Army also needs to run some sort of ball-control offense. During the Young-Sutton option era, they did. Back then, I remember hearing a TV announcer say something to the effect that Army’s opponent was not going to get the ball for a while when Army got it deep in their own territory. That was because Army could run the three-yard stuff all day and get one first down after another ad infinitum.

Army must run a ball-control offense so they can keep their opponent’s offense off the field and thereby keep Army’s defense off the field. Again, the problem is recruiting. On offense, Army can run tempos and schemes that are contrarian and equalize their less athletic players with their opponents. But on defense, they must respond to the opponent’s defense. There is very little poetic license on defense and Army needs all the poetic license it can find to compensate for its recruiting disadvantages. Army cannot recruit the athletes to play Division I-A defense. So they need to use the contrarianness they can employ on offense, in part, to keep their offense on the field as long as possible.

To put it as simply as possible, Army cannot recruit players as good as its opponents can recruit, therefore it cannot use the same schemes, tempos, and techniques as those opponents.

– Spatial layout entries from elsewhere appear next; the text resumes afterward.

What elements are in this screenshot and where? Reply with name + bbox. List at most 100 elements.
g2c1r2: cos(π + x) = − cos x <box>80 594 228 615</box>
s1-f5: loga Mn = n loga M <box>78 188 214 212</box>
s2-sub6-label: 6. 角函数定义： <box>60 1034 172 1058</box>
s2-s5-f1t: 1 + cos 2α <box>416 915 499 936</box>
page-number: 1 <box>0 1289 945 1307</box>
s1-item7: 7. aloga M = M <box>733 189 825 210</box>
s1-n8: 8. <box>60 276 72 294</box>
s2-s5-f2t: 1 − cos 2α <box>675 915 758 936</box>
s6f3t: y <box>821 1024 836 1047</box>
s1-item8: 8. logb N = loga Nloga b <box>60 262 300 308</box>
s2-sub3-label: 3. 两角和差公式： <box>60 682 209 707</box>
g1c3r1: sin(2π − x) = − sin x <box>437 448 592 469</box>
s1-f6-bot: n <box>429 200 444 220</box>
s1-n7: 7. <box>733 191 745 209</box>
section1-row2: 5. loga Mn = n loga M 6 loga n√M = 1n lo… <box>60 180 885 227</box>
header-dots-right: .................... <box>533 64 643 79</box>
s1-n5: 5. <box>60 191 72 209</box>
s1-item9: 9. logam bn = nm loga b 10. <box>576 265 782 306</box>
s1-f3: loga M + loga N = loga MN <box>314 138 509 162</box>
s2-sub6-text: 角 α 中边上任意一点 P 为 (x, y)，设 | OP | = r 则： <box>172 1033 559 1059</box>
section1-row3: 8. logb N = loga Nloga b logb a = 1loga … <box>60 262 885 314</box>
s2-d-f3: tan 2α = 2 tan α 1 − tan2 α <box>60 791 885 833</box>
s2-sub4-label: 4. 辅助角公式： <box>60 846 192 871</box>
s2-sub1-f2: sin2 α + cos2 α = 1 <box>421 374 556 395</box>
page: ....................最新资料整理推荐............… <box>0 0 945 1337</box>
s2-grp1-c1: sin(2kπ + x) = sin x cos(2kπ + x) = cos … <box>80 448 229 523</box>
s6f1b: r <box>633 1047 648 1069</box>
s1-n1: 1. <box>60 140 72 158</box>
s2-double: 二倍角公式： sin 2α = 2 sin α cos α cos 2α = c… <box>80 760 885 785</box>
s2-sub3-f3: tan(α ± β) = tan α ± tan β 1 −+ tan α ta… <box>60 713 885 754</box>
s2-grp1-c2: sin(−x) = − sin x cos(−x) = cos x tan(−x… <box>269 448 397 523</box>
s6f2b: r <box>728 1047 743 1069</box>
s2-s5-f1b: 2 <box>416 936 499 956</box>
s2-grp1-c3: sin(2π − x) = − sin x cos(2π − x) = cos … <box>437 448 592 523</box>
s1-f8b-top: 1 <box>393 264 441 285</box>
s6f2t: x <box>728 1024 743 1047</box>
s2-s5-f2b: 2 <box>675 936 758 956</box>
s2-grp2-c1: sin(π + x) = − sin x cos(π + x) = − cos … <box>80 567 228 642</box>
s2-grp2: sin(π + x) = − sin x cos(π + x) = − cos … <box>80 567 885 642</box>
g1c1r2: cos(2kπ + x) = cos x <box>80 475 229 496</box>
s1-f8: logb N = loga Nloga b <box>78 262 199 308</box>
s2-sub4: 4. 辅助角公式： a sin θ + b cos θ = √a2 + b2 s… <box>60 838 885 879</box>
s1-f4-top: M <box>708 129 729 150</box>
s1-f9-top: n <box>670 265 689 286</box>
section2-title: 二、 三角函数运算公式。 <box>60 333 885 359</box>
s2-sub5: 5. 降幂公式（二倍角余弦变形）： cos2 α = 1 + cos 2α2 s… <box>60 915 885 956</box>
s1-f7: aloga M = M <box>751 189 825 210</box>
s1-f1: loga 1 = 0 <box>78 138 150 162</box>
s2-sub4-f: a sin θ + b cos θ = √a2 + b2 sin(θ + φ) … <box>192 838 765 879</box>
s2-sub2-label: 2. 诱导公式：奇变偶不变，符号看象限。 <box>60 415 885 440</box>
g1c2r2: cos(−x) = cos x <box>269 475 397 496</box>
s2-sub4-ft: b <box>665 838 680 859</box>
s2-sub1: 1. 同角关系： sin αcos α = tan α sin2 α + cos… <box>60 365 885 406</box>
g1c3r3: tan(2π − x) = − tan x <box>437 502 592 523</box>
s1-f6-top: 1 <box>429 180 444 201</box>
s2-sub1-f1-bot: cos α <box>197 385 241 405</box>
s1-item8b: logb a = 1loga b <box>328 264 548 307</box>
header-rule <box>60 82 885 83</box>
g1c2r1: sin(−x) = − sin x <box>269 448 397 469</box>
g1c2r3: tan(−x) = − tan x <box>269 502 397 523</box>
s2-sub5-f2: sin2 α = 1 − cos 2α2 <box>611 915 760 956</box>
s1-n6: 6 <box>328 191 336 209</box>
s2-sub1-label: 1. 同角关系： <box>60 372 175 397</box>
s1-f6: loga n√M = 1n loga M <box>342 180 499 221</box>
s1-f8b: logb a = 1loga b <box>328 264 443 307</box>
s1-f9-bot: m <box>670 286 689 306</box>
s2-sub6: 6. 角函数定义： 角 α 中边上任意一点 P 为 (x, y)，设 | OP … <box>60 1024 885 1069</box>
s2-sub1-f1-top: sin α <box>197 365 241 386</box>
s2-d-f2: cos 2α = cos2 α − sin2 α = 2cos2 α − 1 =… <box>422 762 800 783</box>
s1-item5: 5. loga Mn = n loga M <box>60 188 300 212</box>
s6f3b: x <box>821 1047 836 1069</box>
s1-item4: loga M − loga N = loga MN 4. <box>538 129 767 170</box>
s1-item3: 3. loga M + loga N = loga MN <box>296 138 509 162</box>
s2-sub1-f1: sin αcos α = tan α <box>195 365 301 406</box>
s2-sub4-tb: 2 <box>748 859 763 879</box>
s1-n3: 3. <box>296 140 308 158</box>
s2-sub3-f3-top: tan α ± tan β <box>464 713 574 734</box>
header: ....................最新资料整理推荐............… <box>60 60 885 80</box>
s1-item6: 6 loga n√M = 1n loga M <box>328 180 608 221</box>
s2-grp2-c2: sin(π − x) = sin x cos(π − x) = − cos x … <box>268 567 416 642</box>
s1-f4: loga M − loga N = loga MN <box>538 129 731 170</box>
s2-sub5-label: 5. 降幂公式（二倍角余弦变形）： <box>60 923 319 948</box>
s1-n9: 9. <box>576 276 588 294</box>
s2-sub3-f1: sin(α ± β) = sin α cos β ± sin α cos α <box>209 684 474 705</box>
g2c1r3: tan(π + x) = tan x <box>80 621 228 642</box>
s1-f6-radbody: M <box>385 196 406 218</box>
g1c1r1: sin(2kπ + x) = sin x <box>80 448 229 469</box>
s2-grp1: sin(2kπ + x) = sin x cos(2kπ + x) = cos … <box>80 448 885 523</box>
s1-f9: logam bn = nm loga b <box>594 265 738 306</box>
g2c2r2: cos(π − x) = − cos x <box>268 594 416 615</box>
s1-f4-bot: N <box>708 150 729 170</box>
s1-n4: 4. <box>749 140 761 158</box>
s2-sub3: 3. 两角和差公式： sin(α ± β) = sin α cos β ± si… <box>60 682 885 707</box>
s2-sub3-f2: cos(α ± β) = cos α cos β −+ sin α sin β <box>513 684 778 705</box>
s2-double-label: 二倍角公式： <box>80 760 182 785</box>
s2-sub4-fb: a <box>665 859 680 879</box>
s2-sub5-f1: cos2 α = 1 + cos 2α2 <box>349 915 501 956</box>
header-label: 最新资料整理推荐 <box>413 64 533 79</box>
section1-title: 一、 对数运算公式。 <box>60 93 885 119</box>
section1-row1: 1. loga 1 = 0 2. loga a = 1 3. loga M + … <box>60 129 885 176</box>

On the contrary, it must use every trick in the book to force the opponents to play a different game. If Army lets its opponents turn games into track meets, Army loses. Army needs to turn those games into forced marches, in which case, Army has a chance to win. You only have that kind of control in football when you are on offense.

As if Army coaches were taking bribes to throw the games

Let me put it one other way. Let’s say the Army coaches were taking bribes from opposing defensive coordinators. In return for the bribes, the Army coaches would run the offense that the opponents most want them to run, namely, the most conventional, fashionable common offense. That would maximize Army’s chances of losing.

Are Army’s coaches taking bribes and deliberately running what the opposing defensive coordinators want them to run in order to lose. No. No bribes. But, prior to 2008 at least, they have been running exactly what the opposing defensive coordinators most want them to run.

Nobel Prize winning economist John Maynard Keynes once said,

Worldly wisdom teaches that it is better for reputation to fail conventionally than to succeed unconventionally.

Since the Young-Sutton era, that has been a precise description of the Army coaches’ approach. When you use conventional tactics, you can blame the players for the losses. You say things like “The better team won” or “Someone needed to step up and make a play but no one did.” “It could not have been our offensive scheme that was at fault. We ran the same offense as the national champion.”

When you use unconventional tactics like I am advocating above, you, not the players, will be blamed if they fail, but they have a higher probability of succeeding.

Which exactly are we trying to do? Win? Or avoid responsibility for losing?

How’s about we quit being so suicidal.